Tokoh aliran tesis yang berpengaruh antara lain Parmenides. Merupakan filsuf yang terkenal dengan ‘Jalan Kebenaran’nya. Inti utama dari Jalan Kebenaran adalah keyakinan bahwa “hanya ‘yang ada’ itu ada”. Parmenides tidak mendefinikan apa yang dimaksud dengan “yang ada”, namun ia menyebutkan sifat – sifatnya. Menurut Parmenides, “yang ada” memiliki sifat meliputi segala sesuatu, tidak berubah, dan tidak menghancurkan. Di samping itu, “yang ada” juga tidak tergoyahkan serta sulit untuk disangkal. Pemikiran Parmenides ini telah membuka babak baru dalam sejarah filsafat Yunani. Banyak yang mengatakan Parmenides adalah penemu metafisika, suatu cabang filsafat yang menyelidiki “yang ada”. Kemudian filsafat pada masa selanjutnya, membahas tentang masalah –masalah yang pernah dikemukakan oleh Parmenides, yakni bagaimana suatu pemikiran yang dicocokkan dengan data-data inderawi.

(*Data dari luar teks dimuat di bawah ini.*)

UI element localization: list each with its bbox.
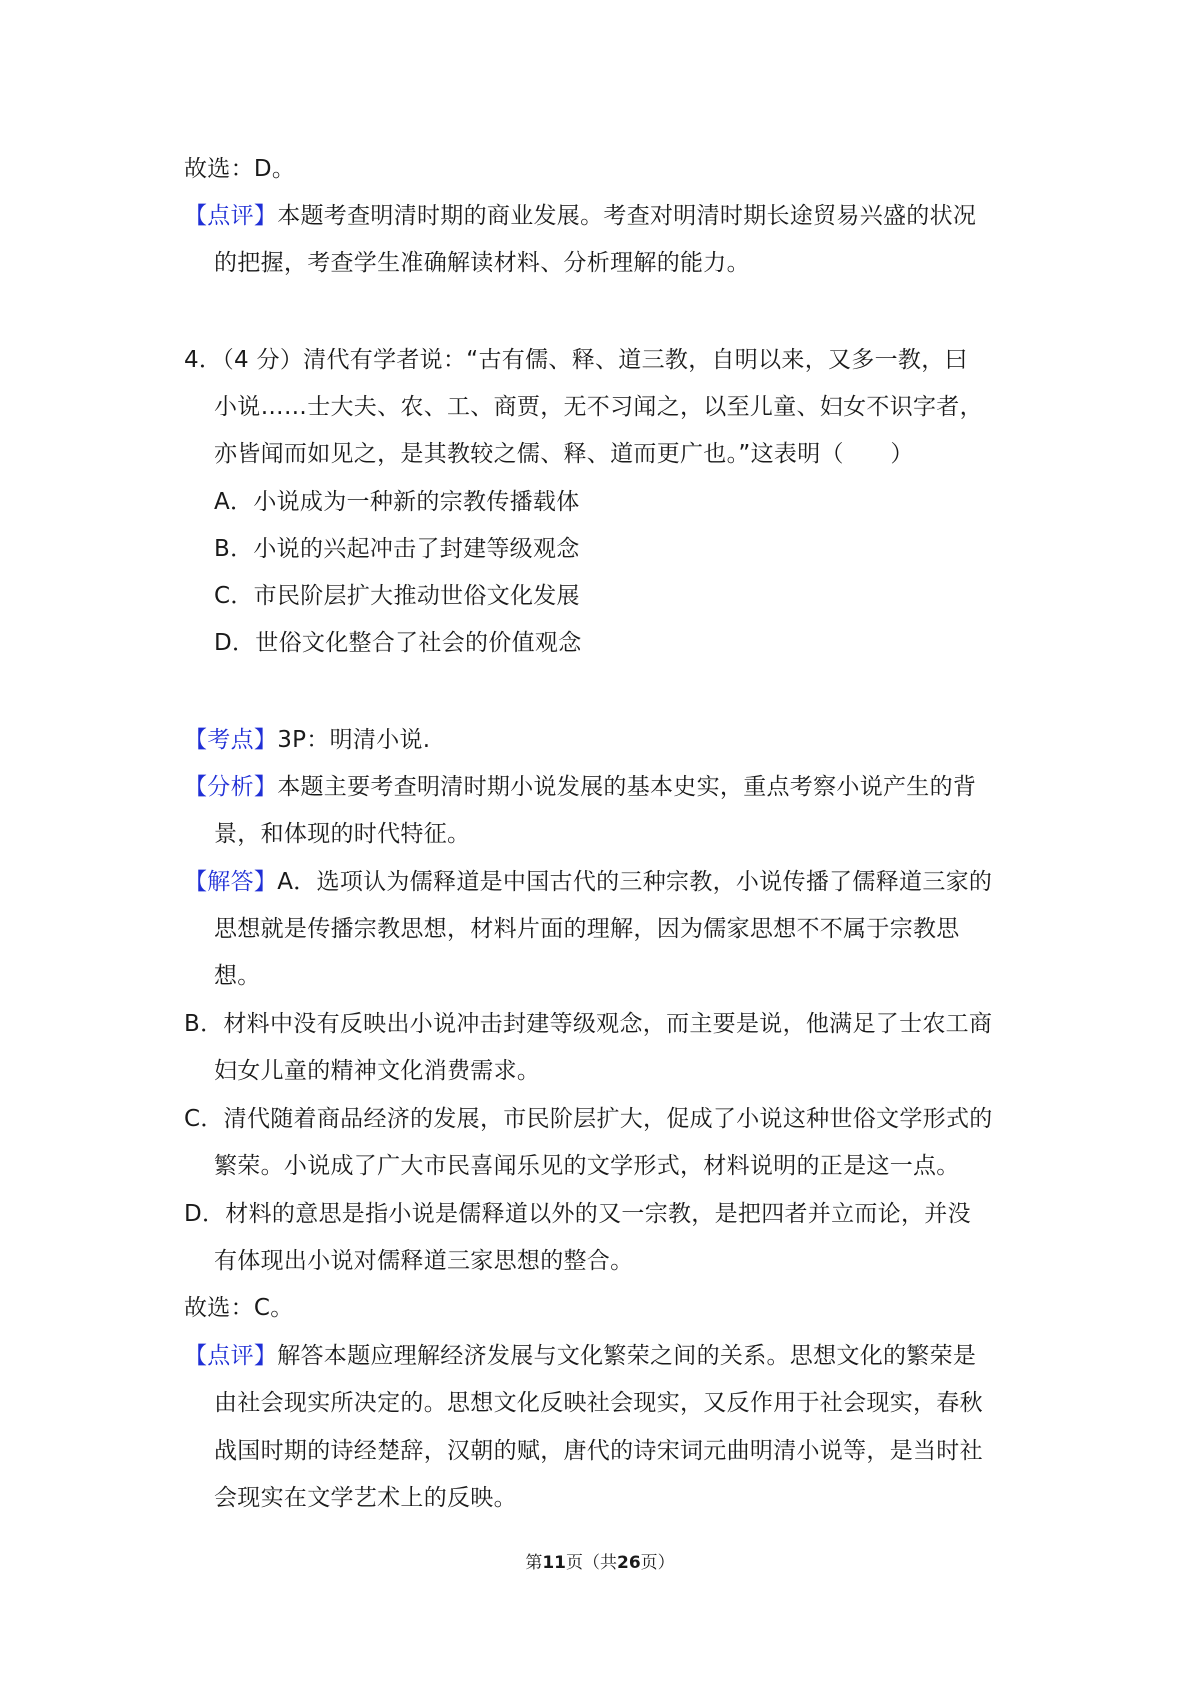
fenxi-text-1: 本题主要考查明清时期小说发展的基本史实，重点考察小说产生的背: [277, 774, 977, 800]
prev-comment-line-1: [184, 201, 976, 231]
footer-prefix: 第: [525, 1553, 543, 1573]
dianping-line-3: 战国时期的诗经楚辞，汉朝的赋，唐代的诗宋词元曲明清小说等，是当时社: [214, 1438, 983, 1464]
prev-comment-text-1: 本题考查明清时期的商业发展。考查对明清时期长途贸易兴盛的状况: [277, 203, 977, 229]
question-line-3: 亦皆闻而如见之，是其教较之儒、释、道而更广也。”这表明（ ）: [214, 441, 914, 467]
jieda-text-1: A．选项认为儒释道是中国古代的三种宗教，小说传播了儒释道三家的: [277, 869, 993, 895]
jieda-line-6: C．清代随着商品经济的发展，市民阶层扩大，促成了小说这种世俗文学形式的: [184, 1106, 993, 1132]
question-line-1: 4．（4 分）清代有学者说：“古有儒、释、道三教，自明以来，又多一教，曰: [184, 347, 968, 373]
option-a: A．小说成为一种新的宗教传播载体: [214, 489, 580, 515]
fenxi-line-1: [184, 772, 976, 802]
dianping-tag: 【点评】: [184, 1343, 278, 1369]
prev-answer: 故选：D。: [184, 156, 296, 182]
footer-page-number: 11: [542, 1553, 566, 1573]
jieda-line-7: 繁荣。小说成了广大市民喜闻乐见的文学形式，材料说明的正是这一点。: [214, 1153, 960, 1179]
kaodian-tag: 【考点】: [184, 727, 278, 753]
comment-tag: 【点评】: [184, 203, 278, 229]
option-d: D．世俗文化整合了社会的价值观念: [214, 630, 582, 656]
dianping-text-1: 解答本题应理解经济发展与文化繁荣之间的关系。思想文化的繁荣是: [277, 1343, 977, 1369]
jieda-line-3: 想。: [214, 963, 261, 989]
fenxi-tag: 【分析】: [184, 774, 278, 800]
option-b: B．小说的兴起冲击了封建等级观念: [214, 536, 580, 562]
jieda-line-1: [184, 867, 992, 897]
jieda-line-2: 思想就是传播宗教思想，材料片面的理解，因为儒家思想不不属于宗教思: [214, 916, 960, 942]
jieda-line-9: 有体现出小说对儒释道三家思想的整合。: [214, 1248, 634, 1274]
kaodian-text: 3P：明清小说.: [277, 727, 431, 753]
dianping-line-1: [184, 1341, 976, 1371]
prev-comment-line-2: 的把握，考查学生准确解读材料、分析理解的能力。: [214, 250, 750, 276]
page-footer: [0, 1551, 1200, 1575]
question-line-2: 小说……士大夫、农、工、商贾，无不习闻之，以至儿童、妇女不识字者，: [214, 394, 983, 420]
option-c: C．市民阶层扩大推动世俗文化发展: [214, 583, 580, 609]
footer-suffix: 页）: [640, 1553, 675, 1573]
jieda-answer: 故选：C。: [184, 1295, 294, 1321]
jieda-line-8: D．材料的意思是指小说是儒释道以外的又一宗教，是把四者并立而论，并没: [184, 1201, 971, 1227]
jieda-tag: 【解答】: [184, 869, 278, 895]
dianping-line-4: 会现实在文学艺术上的反映。: [214, 1485, 517, 1511]
footer-total-pages: 26: [617, 1553, 641, 1573]
fenxi-line-2: 景，和体现的时代特征。: [214, 821, 471, 847]
kaodian-line: [184, 725, 430, 755]
dianping-line-2: 由社会现实所决定的。思想文化反映社会现实，又反作用于社会现实，春秋: [214, 1390, 983, 1416]
footer-middle: 页（共: [566, 1553, 617, 1573]
jieda-line-4: B．材料中没有反映出小说冲击封建等级观念，而主要是说，他满足了士农工商: [184, 1011, 993, 1037]
jieda-line-5: 妇女儿童的精神文化消费需求。: [214, 1058, 541, 1084]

Munculah tokoh tokoh seperti Plato dan Aristoteles yang merupakan filsuf-filsuf yang memberikan pemecahan untuk masalah masalah tersebut.
Di sisi lain, terdapat filsafat dengan aliran antitesis, atau dengan kata lain, merupakan penganut perubahan. Tokoh yang terkenal adalah Herakleitos. Ia memiliki pemikiran tentang daya Ilahi di dalam alam raya. Pemikiran Herakleitos yang paling terkenal adalah mengenai perubahan-perubahan di alam semesta.Menurut Herakleitos, tidak ada satu pun hal di alam semesta yang bersifat tetap atau permanen. Tidak ada sesuatu yang betul-betul ada, semuanya berada di dalam proses menjadi. Menurut Herakleitos, tiap benda terdiri dari yang berlawanan. Meskipun demikian, di dalam perlawanan tetap terdapat kesatuan. Kita tidak akan bisa mengenal apa itu 'siang' tanpa kita mengetahui apa itu 'malam'. Kita tidak akan mengetahui apa itu 'kehidupan' tanpa adanya realitas 'kematian'. Kesehatan juga dihargai karena ada penyakit. Demikianlah dari hubungan pertentangan seperti ini, segala sesuatu terjadi dan tersusun. Herakleitos menegaskan prinsip ini di dalam kalimat yang terkenal: "Perang adalah bapak segala sesuatu. Perang yang dimaksud di sini adalah pertentangan. Melalui ajaran tentang hal-hal yang bertentangan tetapi disatukan oleh logos, Herakleitos disebut sebagai filsuf dialektis yang pertama di dalam sejarah filsafat.
Namun ditengah banyaknya yang menganut aliran antitesis, munculah Socrates yang membelot dari aliran ini. Socrates melawan arus dengan menjadikan refleksi diri, dan pribadi menjadi suatu titik pangkal untuk mencapai suatu norma-norma abadi. Socrates juga memiliki pengikut yang banyak. Salah satu pengikiut / muridnya yang terkenal adalah Plato. Yang juga merupakan penganut dari Parmenides. Plato memiliki suatu teori tentang idea-idea yang melukiskan antara kenyataan rohani yang tidak dapat dimusnahkan dan kehidupan di dunia ini yang dialami secara inderawi. Plato terkenal dengan pandangannya mengenai ide, yang juga disebut memiliki paham idealis. Tentunya pandangan Plato sangat dipengaruhi oleh gurunya, Socrates. Ide yang dimaksudkan olehnya bukan seperti ide yang dimaknai oleh orang modern. Plato memberikan suatu pemikiran, bahwa ide tidak tergantung pada pemikiran manusia, melainkan pemikiran manusia yang bergantung kepada ide. Suatu ide ialah citra pokok dari suatu kenyataan, nonmateri, abadi, dan tidak berubah.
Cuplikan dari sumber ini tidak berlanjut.